The stoichiometry of MyD88 and TRAF6 complexes. A, The ratios of MyD88:TIRAP, MyD88:IRAK4, and IRAK2:IRAK4 in TRAF6 data set. The values are represented with the median value ± standard errors in biological quadruplicates. B, The ratio of IRAK2:IRAK4 and IRAK1:IRAK4 in MyD88 data set. The values are represented with the median value ± standard errors in biological triplicates. C, The proposed model for Myddosome assembly.

Fig. 5.

Identification of phosphosites on high-confidence interactors in MyD88, TRAF6 and NEMO phospho-data set. A, Dynamic profiles of proteins and their phosphosites in MyD88, TRAF6, and NEMO phospho-data set.
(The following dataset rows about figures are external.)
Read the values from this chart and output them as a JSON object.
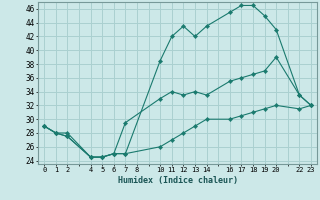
{
  "xlabel": "Humidex (Indice chaleur)",
  "bg_color": "#cce8e8",
  "grid_color": "#aad0d0",
  "line_color": "#1a7a6e",
  "xlim": [
    -0.5,
    23.5
  ],
  "ylim": [
    23.5,
    47
  ],
  "yticks": [
    24,
    26,
    28,
    30,
    32,
    34,
    36,
    38,
    40,
    42,
    44,
    46
  ],
  "xtick_positions": [
    0,
    1,
    2,
    4,
    5,
    6,
    7,
    8,
    10,
    11,
    12,
    13,
    14,
    16,
    17,
    18,
    19,
    20,
    22,
    23
  ],
  "xtick_labels": [
    "0",
    "1",
    "2",
    "4",
    "5",
    "6",
    "7",
    "8",
    "10",
    "11",
    "12",
    "13",
    "14",
    "16",
    "17",
    "18",
    "19",
    "20",
    "22",
    "23"
  ],
  "curve1_x": [
    0,
    1,
    2,
    4,
    5,
    6,
    7,
    10,
    11,
    12,
    13,
    14,
    16,
    17,
    18,
    19,
    20,
    22,
    23
  ],
  "curve1_y": [
    29,
    28,
    28,
    24.5,
    24.5,
    25,
    25,
    38.5,
    42,
    43.5,
    42,
    43.5,
    45.5,
    46.5,
    46.5,
    45,
    43,
    33.5,
    32
  ],
  "curve2_x": [
    0,
    1,
    2,
    4,
    5,
    6,
    7,
    10,
    11,
    12,
    13,
    14,
    16,
    17,
    18,
    19,
    20,
    22,
    23
  ],
  "curve2_y": [
    29,
    28,
    27.5,
    24.5,
    24.5,
    25,
    29.5,
    33,
    34,
    33.5,
    34,
    33.5,
    35.5,
    36,
    36.5,
    37,
    39,
    33.5,
    32
  ],
  "curve3_x": [
    0,
    1,
    2,
    4,
    5,
    6,
    7,
    10,
    11,
    12,
    13,
    14,
    16,
    17,
    18,
    19,
    20,
    22,
    23
  ],
  "curve3_y": [
    29,
    28,
    27.5,
    24.5,
    24.5,
    25,
    25,
    26,
    27,
    28,
    29,
    30,
    30,
    30.5,
    31,
    31.5,
    32,
    31.5,
    32
  ]
}
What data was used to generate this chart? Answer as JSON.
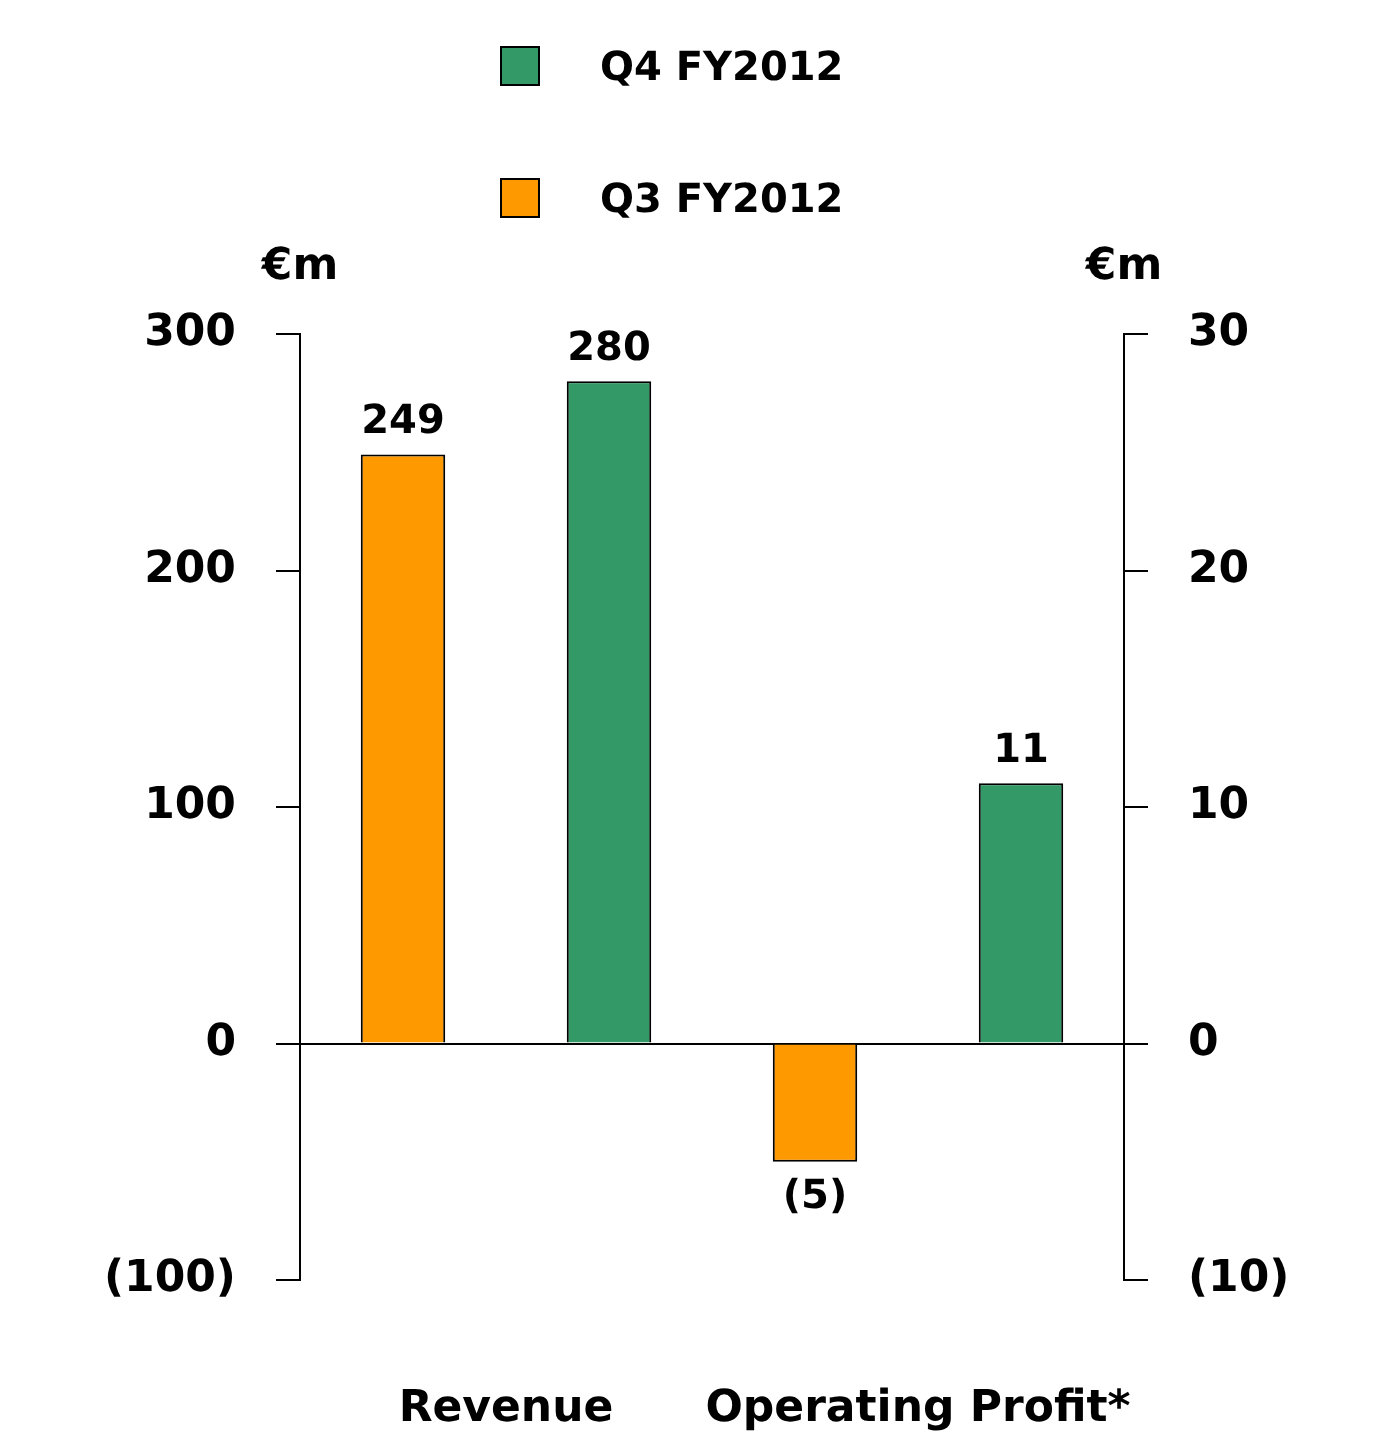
{
  "chart_data": {
    "type": "bar",
    "categories": [
      "Revenue",
      "Operating Profit*"
    ],
    "ylabel": "€m",
    "y2label": "€m",
    "ylim": [
      -100,
      300
    ],
    "yticks": [
      {
        "value": -100,
        "label": "(100)"
      },
      0,
      100,
      200,
      300
    ],
    "y2lim": [
      -10,
      30
    ],
    "y2ticks": [
      {
        "value": -10,
        "label": "(10)"
      },
      0,
      10,
      20,
      30
    ],
    "legend": "top",
    "series": [
      {
        "name": "Q3 FY2012",
        "color": "#ff9900",
        "values": [
          249,
          null
        ],
        "axis": "y",
        "value_labels": [
          "249",
          null
        ]
      },
      {
        "name": "Q4 FY2012",
        "color": "#339966",
        "values": [
          280,
          null
        ],
        "axis": "y",
        "value_labels": [
          "280",
          null
        ]
      },
      {
        "color": "#ff9900",
        "values": [
          null,
          -5
        ],
        "axis": "y2",
        "value_labels": [
          null,
          "(5)"
        ]
      },
      {
        "color": "#339966",
        "values": [
          null,
          11
        ],
        "axis": "y2",
        "value_labels": [
          null,
          "11"
        ]
      }
    ]
  }
}
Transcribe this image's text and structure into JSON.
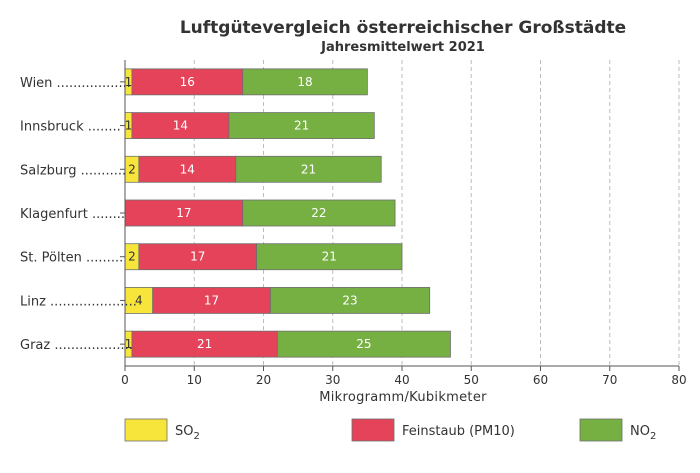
{
  "chart_data": {
    "type": "bar",
    "orientation": "horizontal",
    "stacked": true,
    "title": "Luftgütevergleich österreichischer Großstädte",
    "subtitle": "Jahresmittelwert 2021",
    "xlabel": "Mikrogramm/Kubikmeter",
    "xlim": [
      0,
      80
    ],
    "xticks": [
      "0",
      "10",
      "20",
      "30",
      "40",
      "50",
      "60",
      "70",
      "80"
    ],
    "grid": "vertical dashed",
    "legend_placement": "bottom",
    "categories": [
      "Wien",
      "Innsbruck",
      "Salzburg",
      "Klagenfurt",
      "St. Pölten",
      "Linz",
      "Graz"
    ],
    "category_labels": [
      "Wien ..................",
      "Innsbruck ........",
      "Salzburg ...........",
      "Klagenfurt ........",
      "St. Pölten .........",
      "Linz .....................",
      "Graz ..................."
    ],
    "series": [
      {
        "name": "SO",
        "name_sub": "2",
        "color": "#f7e53b",
        "label_color": "#333333",
        "values": [
          1,
          1,
          2,
          0,
          2,
          4,
          1
        ],
        "labels": [
          "1",
          "1",
          "2",
          "",
          "2",
          "4",
          "1"
        ]
      },
      {
        "name": "Feinstaub (PM10)",
        "name_sub": "",
        "color": "#e5435a",
        "label_color": "#ffffff",
        "values": [
          16,
          14,
          14,
          17,
          17,
          17,
          21
        ],
        "labels": [
          "16",
          "14",
          "14",
          "17",
          "17",
          "17",
          "21"
        ]
      },
      {
        "name": "NO",
        "name_sub": "2",
        "color": "#76b043",
        "label_color": "#ffffff",
        "values": [
          18,
          21,
          21,
          22,
          21,
          23,
          25
        ],
        "labels": [
          "18",
          "21",
          "21",
          "22",
          "21",
          "23",
          "25"
        ]
      }
    ]
  }
}
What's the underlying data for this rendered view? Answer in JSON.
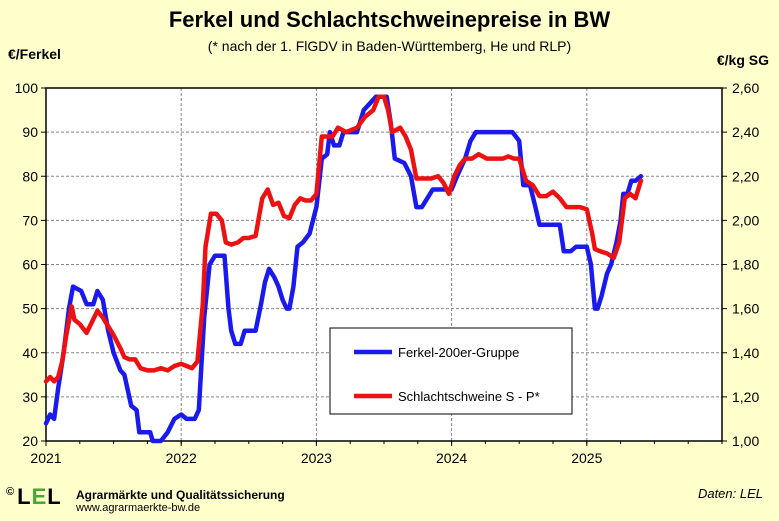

B, Dynamic profiles of seven phosphosites on IRAK2 in MyD88 phospho-data set. C, Model of dephosphorylation of S185 and S188 on IRAK1 in TRAF6 complex derived from A. D, The ability of NEMO and its mutants in inducing NF-κB activation. The NF-κB firefly luciferase reporter plasmid and renilla luciferase transfection control plasmid were co-transfected into 293T cells along with the plasmid encoding wildtype NEMO, S148A NEMO, or S380A NEMO. Luciferase activities were measured 24 h post transfection. Values represent the fold of luciferase activity induction relative to cells transfected with empty vector.

Fig. 6.

Summary of all identified phosphosites in LPS signaling pathway.